Nessun intervallo nel corso della recita. L’«Orfeo ed Euridice» è stato proposto in un’unica galoppata di un’ora e mezza, vibrante da togliere il fiato per qualcuno, di una noia mortale per qualcun altro perché Gluck non è Verdi e in fondo all’opera si va anche per fare un po’ di struscio nel foyer durante la pausa. Ecco allora che i commenti a caldo il pubblico può scambiarseli solo al termine della recita, al freddo sotto al colonnato del Regio. Tutti tranne un primo tagliente giudizio “scappato” ad un signore dal loggione spazientito dal dilungarsi dell’antefatto raccontato per immagini cinematografiche: «Siamo all’Odeon?» chiede ad alta voce. No, all’Orfeo verrebbe da dire, a proposito di vecchi cinema in città.
Tanti gli applausi. Lo spettacolo per la regia di Shirin Neshat, ha conquistato anche chi inizialmente era scettico sulla proposta di un Gluck a casa di Verdi. Questo Orfeo è uno spettacolo di quelli destinati a rimanere nei ricordi del pubblico. «Vistoli è stratosferico- dice Carla Allodi - Molto bella la voce di Euridice, troppo metallica quella di Theodora Raftis che è anche un po’ discontinua nella linea vocale. Ottima la direzione di Biondi che è andato in profondità e il Coro del Regio semplicemente magico in queste pagine metafisiche». Alla sua prima al Regio il nuovo questore Carmine Rocco Grassi «Il mio battesimo in questo tempio dell’opera non poteva essere migliore. I due protagonisti eccellenti, coro e orchestra bravissimi, spettacolo meraviglioso». Il soprano Lucetta Bizzi interpretava Amore nell’edizione del 1987 e ora dalla platea ha applaudito lungamente Orfeo. «Su tutti ho apprezzato Vistoli che è straordinario, ha una voce piena, maschia, un fraseggio eccellente.

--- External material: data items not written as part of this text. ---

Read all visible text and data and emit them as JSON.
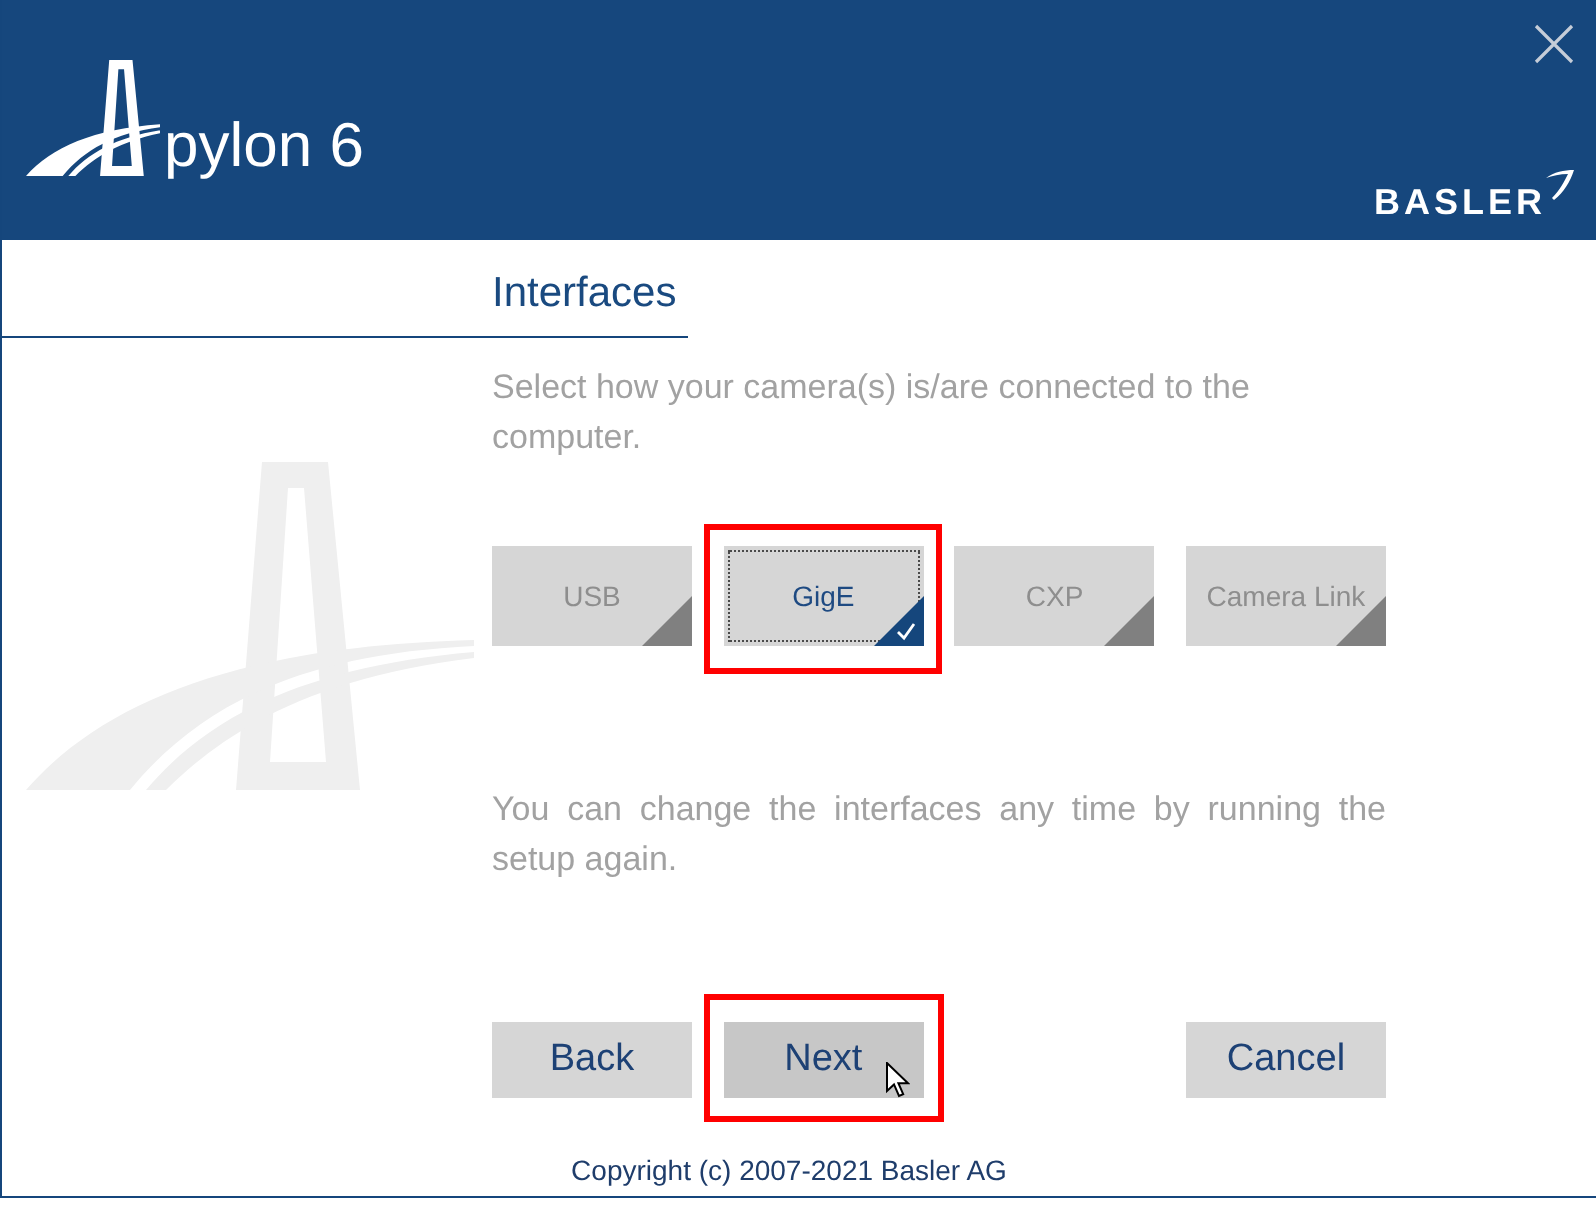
{
  "header": {
    "product_name": "pylon 6",
    "brand": "BASLER"
  },
  "page": {
    "title": "Interfaces",
    "description": "Select how your camera(s) is/are connected to the computer."
  },
  "interfaces": [
    {
      "label": "USB",
      "selected": false,
      "focused": false,
      "highlighted": false
    },
    {
      "label": "GigE",
      "selected": true,
      "focused": true,
      "highlighted": true
    },
    {
      "label": "CXP",
      "selected": false,
      "focused": false,
      "highlighted": false
    },
    {
      "label": "Camera Link",
      "selected": false,
      "focused": false,
      "highlighted": false
    }
  ],
  "note": "You can change the interfaces any time by running the setup again.",
  "buttons": [
    {
      "label": "Back",
      "hovered": false,
      "highlighted": false
    },
    {
      "label": "Next",
      "hovered": true,
      "highlighted": true
    },
    {
      "label": "Cancel",
      "hovered": false,
      "highlighted": false
    }
  ],
  "copyright": "Copyright (c) 2007-2021 Basler AG"
}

Avevo sentito delle registrazioni ma dal vivo è incredibile. Ho faticato un po’ a tenere insieme la musica alle immagini ma questa regia è molto interessante, piena di contrasti, così com’è nell’opera e c’è tanto lavoro dietro». Entusiasta Corrado Pattonieri, medico per una vita e consigliere di Parma Lirica che ha iniziato ad andare al Regio quando aveva undici anni. Ha sentito Corelli e persino la Traviata con Magda Olivero nel 1957. «Sono un maniaco di cinema e fotografia e quindi ho apprezzato tantissimo l’impronta di questa regia della Neshat. E’ una delle regie più belle che ho visto in vita mia. Dal punto di vista estetico lo spettacolo è bellissimo ed elegante con l’uso del bianco e nero che persiste fino al ritorno alla vita della protagonista. Non è un’estetica barocca ma rispetta il libretto e la musica, rendendo la storia attuale. Vistoli ha una voce espressiva e strepitosa».